We take advantage of the ‘reset’ function to define values that are needed for the mission, such as the target orbit in this case. The agent observes its current equinoctial elements (similar to Keplerian elements) and fuel, and the reward encourages the agent to apply large but accurate thrusts.

For training, OrbitZoo contains implementations of RL algorithms with discrete and continuous actions spaces, as well as off-policy and on-policy algorithms. In this scenario, algorithms with discrete action spaces do not work out because we want the agent to learn both the direction and magnitude of the thrust, which are very specific values.
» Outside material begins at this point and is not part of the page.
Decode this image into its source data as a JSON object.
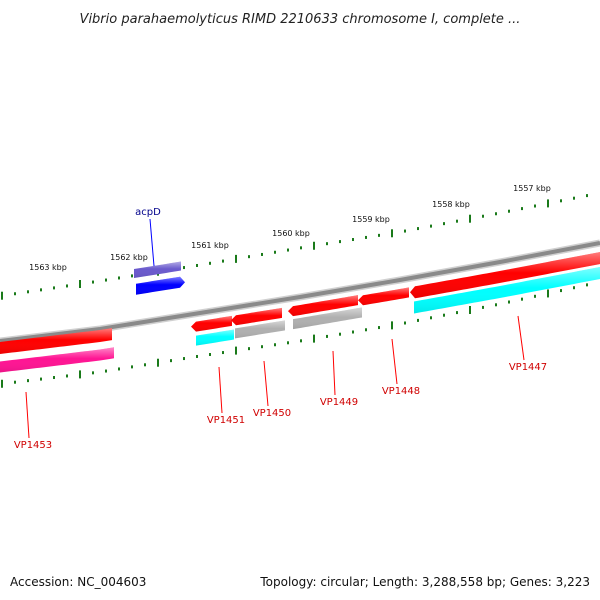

We can use the continuous version of PPO, where we include an additional dimension for the decision to apply thrust:

def action_to_thrust(self, action):
    scaled_action = ((action + 1) / 2) * self.action_space
    polar_thrust = np.array([0.0, 0.0, 0.0]) if scaled_action[3] < 0.5 else scaled_action[:-1]
    mag, theta, phi = polar_thrust
    thrust_r = mag * np.sin(theta) * np.cos(phi)
    thrust_s = mag * np.cos(theta)                
    thrust_w = mag * np.sin(theta) * np.sin(phi)
    rsw_thrust = np.array([thrust_r, thrust_s, thrust_w])
    return rsw_thrust

Finally, we can initialize the environment and train the agent using some hyperparameters:

env = HohmannEnv(step_size=5, spacecrafts=spacecrafts)
env.train(
    episodes=100_000,
    steps_per_episode=1000,
    rl_algorithms={
        'spacecraft': 'ppo'
    },
    rl_kwargs={
        'spacecraft': {
            'update_every': 4096,
            'action_space': [500, np.pi, 2*np.pi, 1],
            'has_continuous_action_space': True,
            'lr_actor': 0.0001,
            'lr_critic': 0.001,
            'clip': 0.1,
            'K_epochs': 5,
            'learn_epsilon': False,
            'epsilon': 0.5,
            'epsilon_decay_rate': 0.8,
            'epsilon_decay_every_updates': 10,
            'epsilon_min': 0.05,
        }
    },
    rl_action_to_thrust_fn={
        'spacecraft': action_to_thrust
    }
)

For different RL algorithm implementations or more complex training scenarios, especially in MARL, users can create custom scripts while still making use of the OrbitZoo framework, which offers standardized tools and useful utility functions.